The surgical repair of articular cartilage remains an ongoing challenge in orthopedics. Tissue engineering is a promising approach to treat cartilage defects; however, scaffolds must (i) possess the requisite material properties to support neocartilage formation, (ii) exhibit sufficient mechanical integrity for handling during implantation, and (iii) be reliably fixed within cartilage defects during surgery. In this study, we demonstrate the reinforcement of soft norbornene-modified hyaluronic acid (NorHA) hydrogels via the melt electrowriting (MEW) of polycaprolactone to fabricate composite scaffolds that support encapsulated porcine mesenchymal stromal cell (pMSC, three donors) chondrogenesis and cartilage formation and exhibit mechanical properties suitable for handling during implantation. Thereafter, acellular MEW-NorHA composites or MEW-NorHA composites with encapsulated pMSCs and precultured for 28 days were implanted in full-thickness cartilage defects in porcine knees using either bioresorbable pins or fibrin glue to assess surgical fixation methods. Fixation of composites with either biodegradable pins or fibrin glue ensured implant retention in most cases (80%); however, defects treated with pinned composites exhibited more subchondral bone remodeling and inferior cartilage repair, as evidenced by micro-computed tomography (micro-CT) and safranin O/fast green staining, respectively, when compared to defects treated with glued composites. Interestingly, no differences in repair tissue were observed between acellular and cellularized implants. Additional work is required to assess the full potential of these scaffolds for cartilage repair. However, these results suggest that future approaches for cartilage repair with MEW-reinforced hydrogels should be carefully evaluated with regard to their fixation approach for construct retention and surrounding cartilage tissue damage.
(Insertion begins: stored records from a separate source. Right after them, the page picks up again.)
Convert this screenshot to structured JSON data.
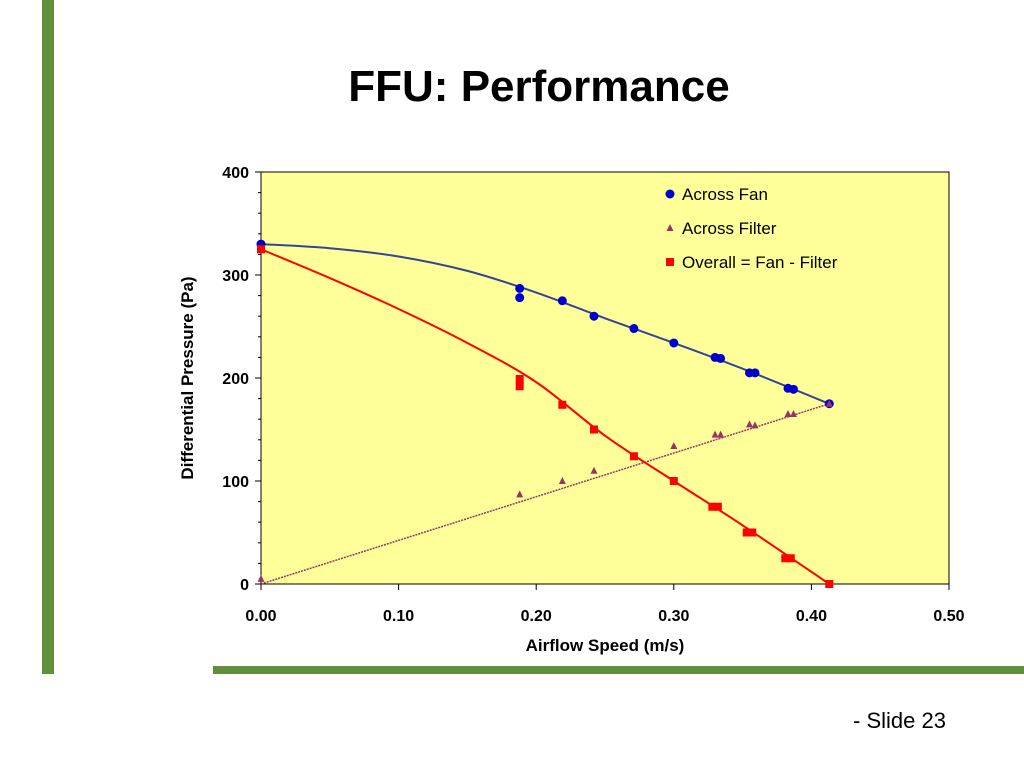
{
  "slide": {
    "title": "FFU: Performance",
    "number": "- Slide 23"
  },
  "colors": {
    "accent_bar": "#5f8f3a",
    "plot_background": "#ffff99",
    "fan": "#0000cc",
    "fan_curve": "#334499",
    "filter": "#993366",
    "overall": "#ff0000"
  },
  "chart_data": {
    "type": "scatter",
    "xlabel": "Airflow Speed (m/s)",
    "ylabel": "Differential Pressure (Pa)",
    "xlim": [
      0,
      0.5
    ],
    "ylim": [
      0,
      400
    ],
    "x_ticks": [
      "0.00",
      "0.10",
      "0.20",
      "0.30",
      "0.40",
      "0.50"
    ],
    "y_ticks": [
      "0",
      "100",
      "200",
      "300",
      "400"
    ],
    "legend_position": "top-right",
    "grid": false,
    "series": [
      {
        "name": "Across Fan",
        "marker": "circle",
        "color": "#0000cc",
        "line_color": "#334499",
        "points": [
          [
            0.0,
            330
          ],
          [
            0.188,
            287
          ],
          [
            0.188,
            278
          ],
          [
            0.219,
            275
          ],
          [
            0.242,
            260
          ],
          [
            0.271,
            248
          ],
          [
            0.3,
            234
          ],
          [
            0.33,
            220
          ],
          [
            0.334,
            219
          ],
          [
            0.355,
            205
          ],
          [
            0.359,
            205
          ],
          [
            0.383,
            190
          ],
          [
            0.387,
            189
          ],
          [
            0.413,
            175
          ]
        ],
        "fit": [
          [
            0.0,
            330
          ],
          [
            0.05,
            326
          ],
          [
            0.1,
            318
          ],
          [
            0.15,
            304
          ],
          [
            0.2,
            283
          ],
          [
            0.25,
            258
          ],
          [
            0.3,
            234
          ],
          [
            0.35,
            209
          ],
          [
            0.413,
            175
          ]
        ]
      },
      {
        "name": "Across Filter",
        "marker": "triangle",
        "color": "#993366",
        "line_color": "#993366",
        "points": [
          [
            0.0,
            5
          ],
          [
            0.188,
            87
          ],
          [
            0.219,
            100
          ],
          [
            0.242,
            110
          ],
          [
            0.271,
            124
          ],
          [
            0.3,
            134
          ],
          [
            0.33,
            145
          ],
          [
            0.334,
            145
          ],
          [
            0.355,
            155
          ],
          [
            0.359,
            154
          ],
          [
            0.383,
            165
          ],
          [
            0.387,
            165
          ],
          [
            0.413,
            175
          ]
        ],
        "fit": [
          [
            0.0,
            0
          ],
          [
            0.413,
            175
          ]
        ]
      },
      {
        "name": "Overall = Fan - Filter",
        "marker": "square",
        "color": "#ff0000",
        "line_color": "#ff0000",
        "points": [
          [
            0.0,
            325
          ],
          [
            0.188,
            199
          ],
          [
            0.188,
            192
          ],
          [
            0.219,
            174
          ],
          [
            0.242,
            150
          ],
          [
            0.271,
            124
          ],
          [
            0.3,
            100
          ],
          [
            0.328,
            75
          ],
          [
            0.332,
            75
          ],
          [
            0.353,
            50
          ],
          [
            0.357,
            50
          ],
          [
            0.381,
            25
          ],
          [
            0.385,
            25
          ],
          [
            0.413,
            0
          ]
        ],
        "fit": [
          [
            0.0,
            325
          ],
          [
            0.05,
            297
          ],
          [
            0.1,
            267
          ],
          [
            0.15,
            234
          ],
          [
            0.2,
            196
          ],
          [
            0.25,
            144
          ],
          [
            0.3,
            100
          ],
          [
            0.35,
            57
          ],
          [
            0.413,
            0
          ]
        ]
      }
    ]
  }
}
关节软骨的手术修复仍是骨科领域持续面临的一项挑战。组织工程是治疗软骨缺损的一种很有前景的方法;然而,支架必须(i)具备支持新软骨形成所需的材料特性,(ii)在植入过程中具备足够的机械完整性以便操作,以及(iii)在手术过程中能可靠地固定在软骨缺损处。在本研究中,我们通过聚己内酯的熔体电写(MEW)来增强软质降冰片烯修饰的透明质酸(NorHA)水凝胶,以制备复合支架,该复合支架能支持封装的猪间充质基质细胞(pMSC,来自三个供体)的软骨形成和软骨生成,并展现出适合植入操作的机械性能。此后,使用可生物吸收的销钉或纤维蛋白胶,将脱细胞的MEW-NorHA复合材料或封装有pMSC并预培养28天的MEW-NorHA复合材料植入猪膝关节的全层软骨缺损处,以评估手术固定方法。在大多数情况下(80%),使用可生物降解销钉或纤维蛋白胶固定复合材料可确保植入物留存;然而,与使用胶合复合材料治疗的缺损相比,分别通过微型计算机断层扫描(micro-CT)和番红O/固绿染色证明,用销钉固定复合材料治疗的缺损表现出更多的软骨下骨重塑和较差的软骨修复效果。有趣的是,在脱细胞植入物和细胞化植入物之间未观察到修复组织的差异。评估这些支架用于软骨修复的全部潜力还需要开展更多工作。然而,这些结果表明,未来使用MEW增强水凝胶进行软骨修复的方法,应就其用于构建物留存和周围软骨组织损伤的固定方法进行仔细评估。